Climate models divide the Earth's atmosphere, land surface, and ocean into a 3D grid, creating a discretized representation of the planet. Earth system models are made up of independent component models for the atmosphere, land surface, rivers, ocean, sea ice, and glaciers. When running as a fully coupled system the "component coupler" handles the flow of data between the components. Within each grid cell of the component models, a series of complex calculations are performed to account for various physical processes, such as phase changes of water, radiative heat transfer, and dynamic transport (referred to as "advection"). Each component model uses the discretized values of many quantities (such as temperature, humidity, and wind speed) as inputs to parameterizations and fluid solvers to output those same values for a future point in time. The atmosphere and ocean components are the most expensive pieces of an Earth system model, which is largely due to the computation and inter-process communication associated with their fluid dynamics solvers. Furthermore, a significant portion of the overall cost is attributed to the atmospheric physics calculations that are performed locally within each grid column. It is important to note that atmospheric physics serves as a major source of uncertainty in climate projections, primarily stemming from the challenges associated with accurately representing cloud and aerosol processes.
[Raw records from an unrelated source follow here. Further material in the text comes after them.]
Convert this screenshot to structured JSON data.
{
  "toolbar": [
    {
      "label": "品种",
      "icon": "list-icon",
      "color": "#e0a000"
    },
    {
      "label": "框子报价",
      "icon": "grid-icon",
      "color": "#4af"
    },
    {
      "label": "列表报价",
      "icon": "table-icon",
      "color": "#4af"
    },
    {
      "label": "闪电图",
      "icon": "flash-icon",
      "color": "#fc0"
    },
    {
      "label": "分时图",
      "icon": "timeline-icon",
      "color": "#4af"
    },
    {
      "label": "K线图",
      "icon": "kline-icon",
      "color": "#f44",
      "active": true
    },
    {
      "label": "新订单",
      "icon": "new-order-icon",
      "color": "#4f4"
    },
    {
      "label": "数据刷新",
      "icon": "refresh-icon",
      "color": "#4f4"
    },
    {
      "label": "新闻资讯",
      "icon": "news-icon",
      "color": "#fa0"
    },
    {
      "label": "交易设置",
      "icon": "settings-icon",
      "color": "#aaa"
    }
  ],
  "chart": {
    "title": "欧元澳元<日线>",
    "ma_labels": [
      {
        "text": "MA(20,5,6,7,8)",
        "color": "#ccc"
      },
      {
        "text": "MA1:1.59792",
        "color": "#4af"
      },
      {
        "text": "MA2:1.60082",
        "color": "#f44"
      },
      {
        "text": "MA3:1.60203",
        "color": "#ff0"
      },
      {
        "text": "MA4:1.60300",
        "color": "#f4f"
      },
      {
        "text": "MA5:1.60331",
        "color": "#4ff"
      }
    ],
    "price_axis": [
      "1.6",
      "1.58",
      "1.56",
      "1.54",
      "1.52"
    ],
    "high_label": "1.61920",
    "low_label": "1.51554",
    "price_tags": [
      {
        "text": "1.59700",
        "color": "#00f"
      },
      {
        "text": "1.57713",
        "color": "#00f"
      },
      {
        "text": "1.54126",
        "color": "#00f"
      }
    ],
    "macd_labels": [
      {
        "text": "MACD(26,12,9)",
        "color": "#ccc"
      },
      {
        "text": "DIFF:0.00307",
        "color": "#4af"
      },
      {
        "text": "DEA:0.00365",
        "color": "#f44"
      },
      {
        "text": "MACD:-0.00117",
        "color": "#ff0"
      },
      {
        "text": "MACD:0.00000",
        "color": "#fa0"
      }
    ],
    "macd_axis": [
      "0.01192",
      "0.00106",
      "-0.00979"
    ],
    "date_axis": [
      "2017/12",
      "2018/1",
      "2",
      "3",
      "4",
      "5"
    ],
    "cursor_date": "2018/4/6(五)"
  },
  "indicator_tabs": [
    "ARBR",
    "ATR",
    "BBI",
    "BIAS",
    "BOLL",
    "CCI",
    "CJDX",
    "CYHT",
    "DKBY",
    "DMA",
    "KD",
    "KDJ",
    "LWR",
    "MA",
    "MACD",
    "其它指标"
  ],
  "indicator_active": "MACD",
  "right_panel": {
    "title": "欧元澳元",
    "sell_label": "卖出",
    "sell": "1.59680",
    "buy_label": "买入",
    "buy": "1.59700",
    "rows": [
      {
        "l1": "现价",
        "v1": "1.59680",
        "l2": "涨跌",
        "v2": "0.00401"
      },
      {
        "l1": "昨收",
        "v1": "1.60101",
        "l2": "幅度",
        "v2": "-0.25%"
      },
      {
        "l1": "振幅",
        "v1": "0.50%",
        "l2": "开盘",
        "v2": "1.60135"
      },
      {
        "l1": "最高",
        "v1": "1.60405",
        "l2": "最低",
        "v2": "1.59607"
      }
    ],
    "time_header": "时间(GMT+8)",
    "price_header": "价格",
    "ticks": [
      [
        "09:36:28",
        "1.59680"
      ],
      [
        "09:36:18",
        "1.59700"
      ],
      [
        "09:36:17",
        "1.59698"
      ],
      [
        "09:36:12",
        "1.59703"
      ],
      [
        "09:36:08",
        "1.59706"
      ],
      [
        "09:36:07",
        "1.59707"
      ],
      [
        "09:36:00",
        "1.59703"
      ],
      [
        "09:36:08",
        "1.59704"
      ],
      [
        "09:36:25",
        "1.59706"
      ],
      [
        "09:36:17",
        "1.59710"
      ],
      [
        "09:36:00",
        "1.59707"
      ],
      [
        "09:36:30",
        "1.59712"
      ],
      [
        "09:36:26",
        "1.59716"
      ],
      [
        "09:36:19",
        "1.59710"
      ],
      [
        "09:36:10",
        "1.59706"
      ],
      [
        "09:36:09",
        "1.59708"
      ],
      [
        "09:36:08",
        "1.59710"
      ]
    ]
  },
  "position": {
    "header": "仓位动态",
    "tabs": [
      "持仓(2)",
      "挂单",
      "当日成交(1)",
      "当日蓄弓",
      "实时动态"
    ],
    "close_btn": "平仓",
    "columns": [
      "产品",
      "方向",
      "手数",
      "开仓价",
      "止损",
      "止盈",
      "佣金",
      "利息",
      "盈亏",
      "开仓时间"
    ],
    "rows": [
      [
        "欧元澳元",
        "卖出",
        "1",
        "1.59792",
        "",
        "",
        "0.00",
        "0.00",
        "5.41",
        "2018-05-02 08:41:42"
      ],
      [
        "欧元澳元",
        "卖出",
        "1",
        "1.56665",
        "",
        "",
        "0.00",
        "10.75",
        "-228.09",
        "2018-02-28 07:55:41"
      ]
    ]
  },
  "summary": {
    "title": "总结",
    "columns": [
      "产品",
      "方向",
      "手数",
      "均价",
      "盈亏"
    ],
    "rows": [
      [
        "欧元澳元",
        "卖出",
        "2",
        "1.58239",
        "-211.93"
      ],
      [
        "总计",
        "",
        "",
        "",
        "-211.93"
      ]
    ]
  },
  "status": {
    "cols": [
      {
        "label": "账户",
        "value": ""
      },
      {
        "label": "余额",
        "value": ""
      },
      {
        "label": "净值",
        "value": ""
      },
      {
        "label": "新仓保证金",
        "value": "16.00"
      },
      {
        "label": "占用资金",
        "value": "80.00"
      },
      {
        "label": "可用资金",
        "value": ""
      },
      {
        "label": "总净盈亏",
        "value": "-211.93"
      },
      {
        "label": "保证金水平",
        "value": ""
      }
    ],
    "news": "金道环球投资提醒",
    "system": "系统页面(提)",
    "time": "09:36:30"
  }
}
Traditionally, global atmospheric models parameterize clouds and turbulence using crude, low-order models that attempt to represent the aggregate effects of these processes on larger scales. However, the complexity and nonlinearity of cloud and rainfall processes make them particularly challenging to represent accurately with parameterizations. The MMF approach replaces these conventional parameterizations with a cloud resolving model (CRM) in each cell of the global grid, so that cloud and turbulence can be explicitly represented. Each of these independent CRMs is spatially fixed and exchange coupling tendencies with a parent global grid column. This novel approach to representing clouds and turbulence can improve various aspects of the simulated climate, such as rainfall patterns [2].